Home Health & Hospice Week

Medical Review:

MACs Deny 92% Of Claims Under F2F Probe $ Educate

One MAC’s rate is a staggering 97 percent.

Your reimbursement may be doomed under face-to-face physician encounter rules that took effect last year, even when you know the ropes.

The proof: In the Probe & Educate medical review initiative Medicare launched at the end of last year, two Medicare Administrative Contractors have denied more than 90 percent of claims reviewed so far. National Government Services recently said it has denied 300 of 309 claims reviewed under P&E — 97 percent (see Eli’s HCW, Vol. XXV, No. 10). And CGS tells Eli that it has denied 808 of 904 claims reviewed — 85 percent. Combined, the NGS and CGS reviewers have denied 92 percent of the claims they’ve reviewed thus far. (That includes partial denials, CGS points out.)

Palmetto GBA tells Eli it is not releasing P&E denial stats yet. “It would be premature at this time to release HH Probe & Educate review results due to the small sample size assessed,” a Palmetto spokesperson says. “The limited number of HH P&E reviews to date do not permit a reliable estimate of the actual result once all claims have been reviewed.” Also, results wouldn’t include appeals, the MAC points out in a statement. Palmetto will issue results on its website later, it adds.
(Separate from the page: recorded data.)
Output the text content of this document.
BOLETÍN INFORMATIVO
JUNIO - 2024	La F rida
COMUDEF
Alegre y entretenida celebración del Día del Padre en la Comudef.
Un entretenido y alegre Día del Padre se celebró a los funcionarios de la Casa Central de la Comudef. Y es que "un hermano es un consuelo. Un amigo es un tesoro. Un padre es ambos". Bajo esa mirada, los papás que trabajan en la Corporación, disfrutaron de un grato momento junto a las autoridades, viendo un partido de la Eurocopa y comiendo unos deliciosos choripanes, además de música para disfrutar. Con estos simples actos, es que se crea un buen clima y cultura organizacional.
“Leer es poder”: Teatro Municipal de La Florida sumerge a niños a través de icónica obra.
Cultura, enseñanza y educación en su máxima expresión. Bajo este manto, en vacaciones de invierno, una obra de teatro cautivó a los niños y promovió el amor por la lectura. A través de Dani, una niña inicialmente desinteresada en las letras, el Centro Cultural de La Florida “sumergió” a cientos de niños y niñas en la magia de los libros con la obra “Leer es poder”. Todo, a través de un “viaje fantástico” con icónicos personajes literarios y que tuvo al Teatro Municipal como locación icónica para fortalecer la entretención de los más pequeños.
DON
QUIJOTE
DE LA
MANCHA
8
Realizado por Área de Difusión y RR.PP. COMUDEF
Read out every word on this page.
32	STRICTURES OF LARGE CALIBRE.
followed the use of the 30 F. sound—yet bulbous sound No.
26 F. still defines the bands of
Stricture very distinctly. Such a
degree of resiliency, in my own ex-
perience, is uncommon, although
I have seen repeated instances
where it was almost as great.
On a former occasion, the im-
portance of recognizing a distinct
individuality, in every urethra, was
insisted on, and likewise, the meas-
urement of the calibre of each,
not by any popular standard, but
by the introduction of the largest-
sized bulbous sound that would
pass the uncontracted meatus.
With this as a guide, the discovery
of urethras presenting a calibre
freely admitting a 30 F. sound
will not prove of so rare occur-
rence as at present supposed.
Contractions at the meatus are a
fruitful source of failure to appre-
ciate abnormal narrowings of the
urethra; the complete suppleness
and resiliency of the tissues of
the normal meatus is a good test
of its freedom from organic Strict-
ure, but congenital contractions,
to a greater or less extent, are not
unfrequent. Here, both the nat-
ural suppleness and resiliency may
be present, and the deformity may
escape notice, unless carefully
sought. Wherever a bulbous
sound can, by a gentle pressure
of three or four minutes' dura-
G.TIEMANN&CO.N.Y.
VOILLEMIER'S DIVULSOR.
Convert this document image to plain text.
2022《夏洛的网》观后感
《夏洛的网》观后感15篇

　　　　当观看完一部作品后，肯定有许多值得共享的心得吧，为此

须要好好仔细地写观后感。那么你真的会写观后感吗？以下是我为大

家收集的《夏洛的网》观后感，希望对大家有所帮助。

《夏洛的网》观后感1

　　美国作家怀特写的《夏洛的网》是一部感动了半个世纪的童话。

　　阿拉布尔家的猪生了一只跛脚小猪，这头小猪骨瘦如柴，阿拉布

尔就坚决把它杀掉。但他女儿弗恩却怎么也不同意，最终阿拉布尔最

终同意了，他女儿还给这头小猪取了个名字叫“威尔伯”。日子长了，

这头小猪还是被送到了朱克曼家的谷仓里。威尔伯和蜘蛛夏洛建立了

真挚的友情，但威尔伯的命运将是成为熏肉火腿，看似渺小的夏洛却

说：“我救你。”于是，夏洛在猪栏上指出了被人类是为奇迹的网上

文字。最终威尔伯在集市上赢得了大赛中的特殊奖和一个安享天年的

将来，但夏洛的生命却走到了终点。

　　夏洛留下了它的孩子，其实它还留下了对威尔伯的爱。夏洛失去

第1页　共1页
In a breakdown furnished to Eli, CGS ranks its P&E denial reasons:

# 1 denial reason: Certification issues — 57 percent (breakdown below)
# 2 denial reason: No response to ADR — 30 percent
# 3 denial reason: Medical Necessity of therapy services — 7 percent.

Of the 57 percent of claims CGS denied due to certification issues, the reasons were:

  • F2F missing/incomplete/invalid ( 91 percent)
  • Untimely POC/certification (2 percent)
  • POC/Certification not signed (2 percent)
  • Missing certification/POC (2 percent)
  • Recertification estimate missing (1 percent)
  • Initial cert missing/invalid (1 percent).

Reminder: The Centers for Medicare & Medicaid Services implemented new F2F documentation rules in January 2015. Under the new requirements, physicians no longer have to furnish a narrative, but they now must proffer their own clinical records to substantiate a patient’s home care stay. (See box, p. 82, for the five items the physician’s clinical record must contain.)